Money is the Root of All EVIL! “Beasts Clawing at Straws” reviewed! (Blu-ray / Artsploitation Films)

A middle-aged man working a meager job at a gentleman’s bathhouse finds a Louis Vuitton bag full of money when routinely checking the storage lockers at closing.  Unsure about what to do with the money, he stows the bag away in the backroom and continues a moral, yet pauper’s, life while dealing with financial and family troubles at home.  Meanwhile, a border customs agent finds himself in severe debt with an unstable loan shark after his girlfriend skates and disappears with a large borrowed sum.  With a week to come up with the money, plus interest, he calls upon his distant cousin to assist in scamming a scammer who illegally came into some money, but things go awry when an overly friendly and clingy cop begins to snoop around.  Lastly, a prostitute grinds tirelessly to work off a large debt her abusive husband continues to blame her for with night after night beatings.  She jumps into bed with a young, handsome foreigner and her eager to support female boss to off her husband and collect the insurance money.  Yet, these troubled souls find that sticking to their convictions doesn’t always bode well as the unexpected happens in a blink of an eye.

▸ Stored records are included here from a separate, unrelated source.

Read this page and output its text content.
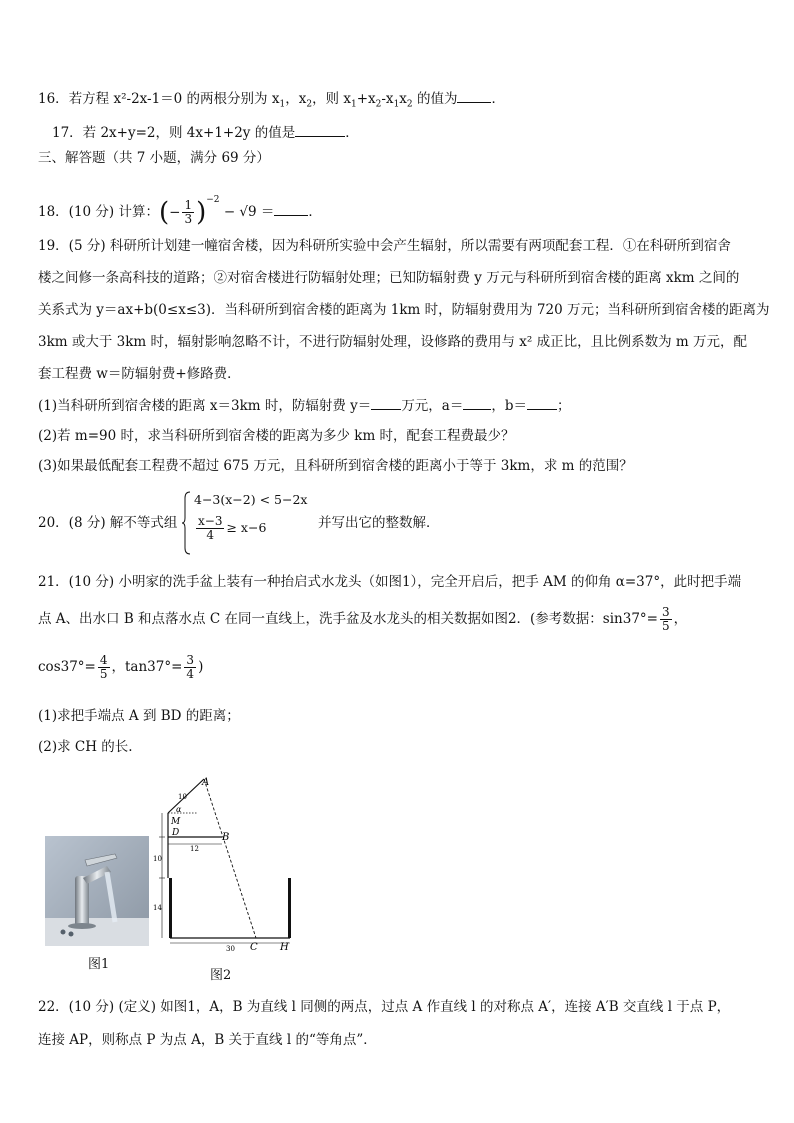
16．若方程 x²-2x-1＝0 的两根分别为 $x_1$，$x_2$，则 $x_1+x_2-x_1x_2$ 的值为	．
17．若 2x+y=2，则 4x+1+2y 的值是	．
三、解答题（共 7 小题，满分 69 分）
18．(10 分) 计算：(− $\frac{1}{3} )^{-2} - √9$ ＝	．
19．(5 分) 科研所计划建一幢宿舍楼，因为科研所实验中会产生辐射，所以需要有两项配套工程．①在科研所到宿舍
楼之间修一条高科技的道路；②对宿舍楼进行防辐射处理；已知防辐射费 y 万元与科研所到宿舍楼的距离 xkm 之间的
关系式为 y＝ax+b(0≤x≤3)．当科研所到宿舍楼的距离为 1km 时，防辐射费用为 720 万元；当科研所到宿舍楼的距离为
3km 或大于 3km 时，辐射影响忽略不计，不进行防辐射处理，设修路的费用与 x² 成正比，且比例系数为 m 万元，配
套工程费 w＝防辐射费+修路费．
(1)当科研所到宿舍楼的距离 x＝3km 时，防辐射费 y＝ 万元，a＝ ，b＝ ；
(2)若 m=90 时，求当科研所到宿舍楼的距离为多少 km 时，配套工程费最少？
(3)如果最低配套工程费不超过 675 万元，且科研所到宿舍楼的距离小于等于 3km，求 m 的范围？
20．(8 分) 解不等式组
4−3(x−2) < 5−2x
$\frac{x-3}{4} \ge x-6$	并写出它的整数解．
21．(10 分) 小明家的洗手盆上装有一种抬启式水龙头（如图1），完全开启后，把手 AM 的仰角 α=37°，此时把手端
点 A、出水口 B 和点落水点 C 在同一直线上，洗手盆及水龙头的相关数据如图2．(参考数据：$\sin 37^\circ= \frac{3}{5}$ ，
$\cos 37^\circ= \frac{4}{5}$ ，$\tan 37^\circ= \frac{3}{4}$ )
(1)求把手端点 A 到 BD 的距离；
(2)求 CH 的长.
图1
A
B
C
D
H
M
α
10
12
10
14
30
图2
22．(10 分) (定义) 如图1，A，B 为直线 l 同侧的两点，过点 A 作直线 l 的对称点 A′，连接 A′B 交直线 l 于点 P，
连接 AP，则称点 P 为点 A，B 关于直线 l 的“等角点”．
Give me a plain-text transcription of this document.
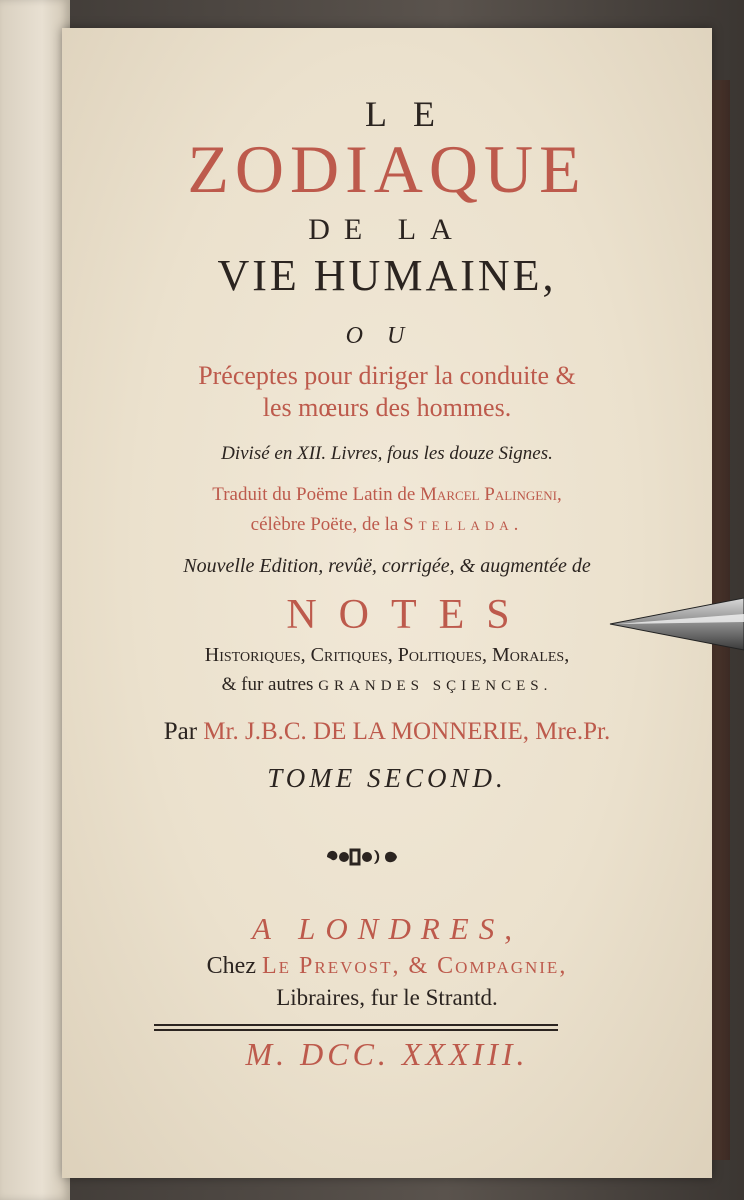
LE
ZODIAQUE
DE LA
VIE HUMAINE,
OU
Préceptes pour diriger la conduite &
les mœurs des hommes.
Divisé en XII. Livres, fous les douze Signes.
Traduit du Poëme Latin de Marcel Palingeni,
célèbre Poëte, de la Stellada.
Nouvelle Edition, revûë, corrigée, & augmentée de
NOTES
Historiques, Critiques, Politiques, Morales,
& fur autres GRANDES SÇIENCES.
Par Mr. J.B.C. DE LA MONNERIE, Mre.Pr.
TOME SECOND.
A LONDRES,
Chez Le Prevost, & Compagnie,
Libraires, fur le Strantd.
M. DCC. XXXIII.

The Asian film machine has mastered the art of the crime thriller from a proven track record that began with Akira Kurosawa films, if not even before that, and has chronically grown stronger, and sometimes more peculiar, with choice stylistic elements, suggestive themes, and extreme violence that has garnered, to much disdain, Westerner attention over the last 20 years with films like Park Chan-wook’s “Oldboy” and Andrew Lau and Alan Mak’s “Internal Affairs” being Americanized with a Hollywood remake.  With that being said in an upward trend of remakes spilling over the edge, there would be no eye-brow raising surprise if the introductory film, the tri-narrative crime drama idiomatically titled “Beasts Clawing at Straws,” from South Korean filmmaker, Kim Yong-hoon, will one day grace the English silver screens in a diluted variation of a Brad Pitt featured carbon copy.  Based of the Keisuke Sone neo-noir novel of the same name, Kim Yong-hoon’s pulpy impression of against-the-wall misdeeds is dog-eat-dog dark comedy gold.  “Beasts Clawing at Straws” is produced by Jang Won-seok (“The Gangster, The Cop, and The Devil”) and is a production of Megabox Plus M films (“Zombie for Sale”) and B.A. Entertainment.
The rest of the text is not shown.